Grady came right up to him, grabbed him by the scruff of his collar, pushed him back against the tree and kissed him.
Kissed him real hard. Cole froze. Grady was beginning to think maybe it was a mistake when Cole pressed back into it.
He was tentative, his mouth barely moving under Grady’s, almost like he hadn’t kissed anyone before.
Well, before this afternoon. Grady kept on kissing him, wanting to give him a message.
Cole relaxed under him and let him do it, followed his lead with lips moving more confidently, his tongue touching Grady’s around a gasp.
His hands came up and tugged Grady closer by his collar.
Grady pulled back after a lot longer than he’d planned, their lips still brushing as he spoke.
“You wanna come in now?”
“Yeah, all right,” Cole breathed out against his lips. Grady kissed him again.
It was pitch black by the time Grady pulled away for good only to lean back in and press another firm kiss to Cole’s lips before sliding his hand down to tangle his fingers with Cole’s. He guided him out of the brush, letting him go once they were on the road.

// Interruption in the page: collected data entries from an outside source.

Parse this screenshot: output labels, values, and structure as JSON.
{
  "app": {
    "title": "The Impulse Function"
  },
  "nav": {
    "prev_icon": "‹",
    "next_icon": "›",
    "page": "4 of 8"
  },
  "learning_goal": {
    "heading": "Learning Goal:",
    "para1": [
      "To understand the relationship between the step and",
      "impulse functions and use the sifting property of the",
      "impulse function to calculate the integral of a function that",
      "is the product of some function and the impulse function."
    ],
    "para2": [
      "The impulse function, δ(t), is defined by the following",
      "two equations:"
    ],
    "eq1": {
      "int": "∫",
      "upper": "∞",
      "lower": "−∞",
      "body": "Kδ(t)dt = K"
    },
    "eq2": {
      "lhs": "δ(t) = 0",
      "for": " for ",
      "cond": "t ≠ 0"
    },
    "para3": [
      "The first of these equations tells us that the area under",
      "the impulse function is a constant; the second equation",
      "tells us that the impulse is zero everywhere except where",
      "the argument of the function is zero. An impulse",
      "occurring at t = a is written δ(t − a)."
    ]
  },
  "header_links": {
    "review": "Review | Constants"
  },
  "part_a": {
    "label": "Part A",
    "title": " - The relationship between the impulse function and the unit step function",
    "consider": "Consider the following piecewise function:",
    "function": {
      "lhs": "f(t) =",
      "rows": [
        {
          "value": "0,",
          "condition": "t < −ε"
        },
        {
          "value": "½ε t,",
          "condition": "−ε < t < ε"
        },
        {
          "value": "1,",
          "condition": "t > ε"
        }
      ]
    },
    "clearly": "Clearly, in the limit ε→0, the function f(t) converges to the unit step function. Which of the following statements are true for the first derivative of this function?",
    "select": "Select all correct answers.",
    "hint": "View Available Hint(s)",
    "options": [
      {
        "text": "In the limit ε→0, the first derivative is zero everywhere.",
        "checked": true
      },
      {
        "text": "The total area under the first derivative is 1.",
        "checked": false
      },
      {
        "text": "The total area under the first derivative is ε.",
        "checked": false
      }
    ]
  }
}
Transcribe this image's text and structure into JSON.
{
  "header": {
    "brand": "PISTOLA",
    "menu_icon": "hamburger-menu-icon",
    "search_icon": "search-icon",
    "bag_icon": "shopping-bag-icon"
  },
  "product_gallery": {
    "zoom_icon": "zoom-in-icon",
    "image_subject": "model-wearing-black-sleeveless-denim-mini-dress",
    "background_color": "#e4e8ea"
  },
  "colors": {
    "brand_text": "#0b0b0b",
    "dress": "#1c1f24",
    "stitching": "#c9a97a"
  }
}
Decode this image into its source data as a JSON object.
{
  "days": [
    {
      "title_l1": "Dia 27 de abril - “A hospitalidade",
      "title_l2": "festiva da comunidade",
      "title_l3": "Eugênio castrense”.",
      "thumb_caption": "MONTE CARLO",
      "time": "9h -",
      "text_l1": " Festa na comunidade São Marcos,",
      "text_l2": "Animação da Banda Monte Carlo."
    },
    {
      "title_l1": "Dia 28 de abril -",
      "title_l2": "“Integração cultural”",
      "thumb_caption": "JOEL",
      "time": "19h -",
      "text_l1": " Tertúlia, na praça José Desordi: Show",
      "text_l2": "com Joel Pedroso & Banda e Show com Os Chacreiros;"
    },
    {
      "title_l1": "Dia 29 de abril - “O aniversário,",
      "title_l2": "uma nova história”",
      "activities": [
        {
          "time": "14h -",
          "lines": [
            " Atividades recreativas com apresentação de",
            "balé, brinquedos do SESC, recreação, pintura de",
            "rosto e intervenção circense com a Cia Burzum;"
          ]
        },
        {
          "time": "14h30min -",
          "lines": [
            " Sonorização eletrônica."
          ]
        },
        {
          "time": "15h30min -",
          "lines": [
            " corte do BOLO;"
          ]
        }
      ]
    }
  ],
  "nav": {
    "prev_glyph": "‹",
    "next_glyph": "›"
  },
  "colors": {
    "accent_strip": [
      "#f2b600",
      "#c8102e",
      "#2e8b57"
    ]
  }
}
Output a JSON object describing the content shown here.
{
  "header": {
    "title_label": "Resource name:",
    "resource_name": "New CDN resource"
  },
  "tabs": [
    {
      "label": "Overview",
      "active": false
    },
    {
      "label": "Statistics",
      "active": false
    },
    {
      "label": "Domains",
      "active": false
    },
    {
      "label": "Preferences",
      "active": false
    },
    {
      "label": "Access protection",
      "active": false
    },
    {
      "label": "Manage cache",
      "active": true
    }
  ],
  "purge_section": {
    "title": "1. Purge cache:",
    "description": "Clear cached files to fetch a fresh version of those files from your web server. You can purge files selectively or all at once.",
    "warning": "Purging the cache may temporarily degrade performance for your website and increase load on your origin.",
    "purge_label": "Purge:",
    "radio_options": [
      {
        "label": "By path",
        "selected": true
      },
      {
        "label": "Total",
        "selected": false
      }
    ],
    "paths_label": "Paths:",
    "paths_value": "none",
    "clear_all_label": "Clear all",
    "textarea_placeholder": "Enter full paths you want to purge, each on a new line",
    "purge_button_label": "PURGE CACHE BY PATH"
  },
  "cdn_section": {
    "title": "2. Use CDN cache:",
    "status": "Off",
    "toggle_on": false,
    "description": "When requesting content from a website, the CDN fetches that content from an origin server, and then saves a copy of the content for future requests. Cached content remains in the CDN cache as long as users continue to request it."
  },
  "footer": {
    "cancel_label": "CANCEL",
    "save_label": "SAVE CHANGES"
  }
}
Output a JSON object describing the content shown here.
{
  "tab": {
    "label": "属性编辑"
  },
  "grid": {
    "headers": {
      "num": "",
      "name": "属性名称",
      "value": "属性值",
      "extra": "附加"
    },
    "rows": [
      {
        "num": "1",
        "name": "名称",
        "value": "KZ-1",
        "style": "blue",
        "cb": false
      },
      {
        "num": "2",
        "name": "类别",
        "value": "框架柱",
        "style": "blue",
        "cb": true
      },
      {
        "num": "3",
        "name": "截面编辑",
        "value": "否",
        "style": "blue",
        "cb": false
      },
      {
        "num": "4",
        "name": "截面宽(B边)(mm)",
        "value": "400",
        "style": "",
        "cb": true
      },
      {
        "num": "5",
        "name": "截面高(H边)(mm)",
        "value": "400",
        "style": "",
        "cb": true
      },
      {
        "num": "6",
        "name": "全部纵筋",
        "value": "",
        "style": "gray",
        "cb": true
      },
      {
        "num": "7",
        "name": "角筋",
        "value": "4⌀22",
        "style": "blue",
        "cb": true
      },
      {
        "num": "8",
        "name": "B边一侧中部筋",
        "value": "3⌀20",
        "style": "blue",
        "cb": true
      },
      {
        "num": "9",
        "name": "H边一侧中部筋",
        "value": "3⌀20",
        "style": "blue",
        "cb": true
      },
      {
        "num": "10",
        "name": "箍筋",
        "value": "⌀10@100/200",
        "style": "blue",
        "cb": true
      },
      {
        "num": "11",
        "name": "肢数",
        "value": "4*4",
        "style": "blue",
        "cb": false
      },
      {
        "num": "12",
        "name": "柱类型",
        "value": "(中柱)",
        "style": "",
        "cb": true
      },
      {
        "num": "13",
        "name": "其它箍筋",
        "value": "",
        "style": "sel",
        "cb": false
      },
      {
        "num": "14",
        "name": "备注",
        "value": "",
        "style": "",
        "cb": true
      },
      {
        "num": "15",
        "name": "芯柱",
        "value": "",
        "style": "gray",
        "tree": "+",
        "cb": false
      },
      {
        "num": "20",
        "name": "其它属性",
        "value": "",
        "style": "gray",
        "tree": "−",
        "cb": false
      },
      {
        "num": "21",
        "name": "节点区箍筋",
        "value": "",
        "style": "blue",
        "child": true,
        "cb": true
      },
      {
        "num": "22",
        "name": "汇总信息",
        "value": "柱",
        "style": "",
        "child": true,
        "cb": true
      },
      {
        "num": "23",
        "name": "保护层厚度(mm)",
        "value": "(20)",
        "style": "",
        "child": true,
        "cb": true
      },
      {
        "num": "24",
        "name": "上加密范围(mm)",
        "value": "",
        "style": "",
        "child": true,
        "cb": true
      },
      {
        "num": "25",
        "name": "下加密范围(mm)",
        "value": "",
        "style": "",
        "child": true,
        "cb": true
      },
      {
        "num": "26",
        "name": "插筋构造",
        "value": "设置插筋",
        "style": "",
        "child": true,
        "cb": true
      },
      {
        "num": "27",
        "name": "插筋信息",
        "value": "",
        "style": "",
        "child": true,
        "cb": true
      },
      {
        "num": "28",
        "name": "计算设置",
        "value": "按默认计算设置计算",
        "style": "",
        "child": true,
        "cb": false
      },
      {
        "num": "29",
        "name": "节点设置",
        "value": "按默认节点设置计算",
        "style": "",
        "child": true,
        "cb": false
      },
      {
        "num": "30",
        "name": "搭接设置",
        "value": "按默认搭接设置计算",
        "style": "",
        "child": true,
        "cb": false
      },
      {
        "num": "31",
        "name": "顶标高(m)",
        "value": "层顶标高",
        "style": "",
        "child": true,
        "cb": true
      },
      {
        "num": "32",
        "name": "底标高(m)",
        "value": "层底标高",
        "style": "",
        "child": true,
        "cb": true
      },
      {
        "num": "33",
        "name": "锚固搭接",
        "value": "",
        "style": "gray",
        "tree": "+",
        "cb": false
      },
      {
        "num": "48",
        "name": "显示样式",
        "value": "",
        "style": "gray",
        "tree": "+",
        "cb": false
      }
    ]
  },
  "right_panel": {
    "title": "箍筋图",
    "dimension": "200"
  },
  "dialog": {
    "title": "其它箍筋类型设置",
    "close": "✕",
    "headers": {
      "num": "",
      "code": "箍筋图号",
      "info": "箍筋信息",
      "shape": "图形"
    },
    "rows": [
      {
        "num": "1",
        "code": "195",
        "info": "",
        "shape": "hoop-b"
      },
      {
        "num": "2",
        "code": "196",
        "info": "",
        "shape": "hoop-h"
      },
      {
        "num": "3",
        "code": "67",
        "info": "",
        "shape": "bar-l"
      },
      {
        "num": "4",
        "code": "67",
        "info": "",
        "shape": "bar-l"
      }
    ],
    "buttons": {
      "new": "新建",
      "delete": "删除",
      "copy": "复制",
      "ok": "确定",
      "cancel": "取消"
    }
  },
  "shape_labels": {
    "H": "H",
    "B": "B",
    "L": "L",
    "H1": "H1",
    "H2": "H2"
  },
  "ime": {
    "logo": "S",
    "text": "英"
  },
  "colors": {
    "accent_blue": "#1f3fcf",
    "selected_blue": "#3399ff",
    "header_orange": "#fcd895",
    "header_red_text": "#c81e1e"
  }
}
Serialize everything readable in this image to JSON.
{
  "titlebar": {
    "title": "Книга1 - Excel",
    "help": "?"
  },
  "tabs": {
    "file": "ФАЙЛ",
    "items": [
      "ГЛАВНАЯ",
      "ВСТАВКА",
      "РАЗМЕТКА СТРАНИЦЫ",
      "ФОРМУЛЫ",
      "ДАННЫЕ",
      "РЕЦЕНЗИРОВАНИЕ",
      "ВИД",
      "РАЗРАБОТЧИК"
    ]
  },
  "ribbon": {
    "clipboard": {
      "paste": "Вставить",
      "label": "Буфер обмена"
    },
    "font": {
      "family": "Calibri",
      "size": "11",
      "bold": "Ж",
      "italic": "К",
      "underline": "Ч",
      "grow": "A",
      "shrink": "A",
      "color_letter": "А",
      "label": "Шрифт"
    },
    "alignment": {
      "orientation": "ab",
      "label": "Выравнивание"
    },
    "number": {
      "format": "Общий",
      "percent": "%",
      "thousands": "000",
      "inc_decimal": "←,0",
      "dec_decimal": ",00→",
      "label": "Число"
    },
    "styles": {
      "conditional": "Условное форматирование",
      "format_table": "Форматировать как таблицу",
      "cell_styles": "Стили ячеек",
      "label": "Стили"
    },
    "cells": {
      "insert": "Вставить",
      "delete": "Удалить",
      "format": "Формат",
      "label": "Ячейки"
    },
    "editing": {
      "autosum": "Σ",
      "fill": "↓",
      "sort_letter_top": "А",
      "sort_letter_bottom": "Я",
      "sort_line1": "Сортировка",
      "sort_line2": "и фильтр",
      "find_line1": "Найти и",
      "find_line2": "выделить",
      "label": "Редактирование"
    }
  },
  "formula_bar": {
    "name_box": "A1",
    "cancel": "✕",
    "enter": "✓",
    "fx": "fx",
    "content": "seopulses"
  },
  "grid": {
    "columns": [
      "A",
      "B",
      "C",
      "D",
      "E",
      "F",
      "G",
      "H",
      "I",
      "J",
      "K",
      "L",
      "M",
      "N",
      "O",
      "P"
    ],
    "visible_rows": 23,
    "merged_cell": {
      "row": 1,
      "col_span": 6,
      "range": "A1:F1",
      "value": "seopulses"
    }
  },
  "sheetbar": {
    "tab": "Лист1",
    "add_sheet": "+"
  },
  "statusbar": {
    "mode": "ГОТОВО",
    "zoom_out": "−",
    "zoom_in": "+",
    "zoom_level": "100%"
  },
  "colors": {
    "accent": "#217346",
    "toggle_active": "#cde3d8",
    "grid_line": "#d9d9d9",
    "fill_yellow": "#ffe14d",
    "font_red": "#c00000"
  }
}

“Go on then,” he said as he grabbed Red by the reins.
Cole hoisted himself up and shuffled forward. Grady came up behind him, and they cantered back to the house, Cole cradled snugly between Grady’s hands on the reins, his thighs on the saddle.
Once they were back and Red was unsaddled, Grady said, “You wouldn’t think we got another full day of it tomorrow.”
“Sorry.”
“I’m just messin’.” Grady grabbed Cole around the shoulders and tugged him into the house under the crook of his arm. Cole snorted a laugh and dropped his head down as they went in.
Grady let him go in the kitchen, and Cole set about making the dinner. Grady took a seat at the little table, got out his ledger, and calculated how many sheep they’d done, worked out how they’d look for the next two weeks if they kept this pace, and reckoned they’d be looking good.